Kadın Cinayetlerini Durduracağız Platformu bir süredir kadınlara anne olma baskısı yapan AKP'ye karşı Galatasaray Meydanı'nda buluştu. Hükümetin anneliği kariyere hatta ileri giderek vatani bir göreve, askerliğe benzetmesi, Başbakan'ın genç kadınların çeyiz parası gündemi açması kadınların sloganları ve ellerinde taşıdıkları dövizlerle cevap buldu. Genç kadınlar "Çeyiz değil kitap parası" dövizleriyle hümete karşılık verirken, Platform'un anne olan üyeleri konuşmalar yaparak, anneliğin bir tercih olduğunu ve AKP'nin anneliği kullanarak kadınlara baskı yapmaması gerektiğini net bir dille ifade ettiler. Eylemde "Suçlular kurulu yazılı ozalit" ise kadın cinayetlerini engellemek yerine teşvik eden hükümet yetkililerini teşhir etti.
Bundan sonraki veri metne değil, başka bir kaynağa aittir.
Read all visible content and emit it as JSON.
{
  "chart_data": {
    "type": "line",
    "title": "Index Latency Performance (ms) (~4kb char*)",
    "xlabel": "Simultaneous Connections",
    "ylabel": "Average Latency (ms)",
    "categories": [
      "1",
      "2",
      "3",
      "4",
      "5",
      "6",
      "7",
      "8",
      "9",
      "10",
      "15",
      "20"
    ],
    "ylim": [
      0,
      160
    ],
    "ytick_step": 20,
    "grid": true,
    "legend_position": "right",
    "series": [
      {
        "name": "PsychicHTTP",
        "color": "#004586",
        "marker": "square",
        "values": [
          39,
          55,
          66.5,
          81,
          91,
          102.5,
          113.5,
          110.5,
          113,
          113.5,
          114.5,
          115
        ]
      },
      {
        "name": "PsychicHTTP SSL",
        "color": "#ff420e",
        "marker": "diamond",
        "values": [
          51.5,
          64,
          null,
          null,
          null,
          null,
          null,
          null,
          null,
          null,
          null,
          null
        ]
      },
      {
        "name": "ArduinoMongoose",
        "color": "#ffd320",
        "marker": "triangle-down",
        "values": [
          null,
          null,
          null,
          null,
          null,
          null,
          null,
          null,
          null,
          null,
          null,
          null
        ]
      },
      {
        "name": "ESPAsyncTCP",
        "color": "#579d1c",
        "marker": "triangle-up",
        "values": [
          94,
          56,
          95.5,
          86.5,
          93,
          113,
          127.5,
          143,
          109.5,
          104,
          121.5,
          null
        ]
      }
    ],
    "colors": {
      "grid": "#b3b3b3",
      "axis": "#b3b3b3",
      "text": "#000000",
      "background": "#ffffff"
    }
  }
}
Öldürülen Muhterem Göçmen’in kız kardeşi Çiğdem Evcil, istediği için anne olduğunu, kariyer için olmadığını dile getirerek “Benim kardeşim öldürülürken sesleri çıkmıyordu. Şimdi kadınların anneliği her gün dillerinde” dedi. Evcil’in konuşmasının ardından Kadın Cinayetlerini Durduracağız Platformu’yla yıllarca kızıyla mücadele eden Gülay Karagöz, “Kadınlar isterse anne olur. Bizi kuluçka makinası gibi görmekten vazgeçsinler” dedi.
Kadın Cinayetlerini Durduracağız Platformu Genel Temsilcisi Gülsüm Kav, annelik hakkında AKP’liler laf düşmediğini söyleyerek, “Çıkardıkları bu yasa paketini de iyiymiş gibi sunuyorlar ama kadınların haklarını ellerinden alıyorlar” dedi.
Kadın Cinayetlerini Durduracağız Platformu adına basın açıklamasını okuyan Fidan Ataselim “Bir ülke düşünün ki Cumhurbaşkanı 'Kadın erkek eşit değildir' diyor, Sağlık Bakanı 'Annelik tartışılmaz kariyerdir' diyor, Aile ve Sosyal Politikalar Bakanı 'Çocukları büyütünce de eğitime başlayabiliriz' diyor, Başbakanı 'Çeyiz parası vereceğiz, annelik askerliktir' diyor.
Kadınların şimdiye kadar güç bela, nice mücadeleler sonucu elde ettiği haklarını şimdi bir çırpıda geri çekmeye, kadını yok saymaya, eve kapatmaya ve hatta kadınların tercihleri adına konuşuyorlar. Teşvikleri açık ve ortada. Nüfus artmalı, çok asker olmalı, ucuz işgücü olmalı. Tüm bunlar için gözden çıkarılan kadınlar, yaşları kaç olursa olsun. Annelik, artık doğası gereği bir zorunluluk olmaktan çıkıp, üzerine düşünülen bir seçim haline geldi. Çocuk sahibi olmayı reddedenler hala azınlıkta olsa da konu akıl ile düşünülerek karar verilebilir bir hal almış durumda. Anne olmayı seçenler için kaç çocuk yapacağı, zamanlaması, doğum şekli planlanabiliyor. Ayrıca buna karar vermek baştan düşündüğü gibi iyi bir anneliği garanti etmiyor. Kadınlar sorumsuz olduğu için değil, günümüzde hem geçim koşulları zor, hem de bir çocuğun bakımı geçmişe oranla bambaşka bir boyut kazanmış, tabiri caizse bakım yoğunlaşmış olduğu için. Tüm bu çağımızın gerçekleri ışığında seçim yapmak da karar hakkı da kadınlara ait. Anneliği ve kariyeri karşılaştıranlara karşı çıkıyoruz” dedi.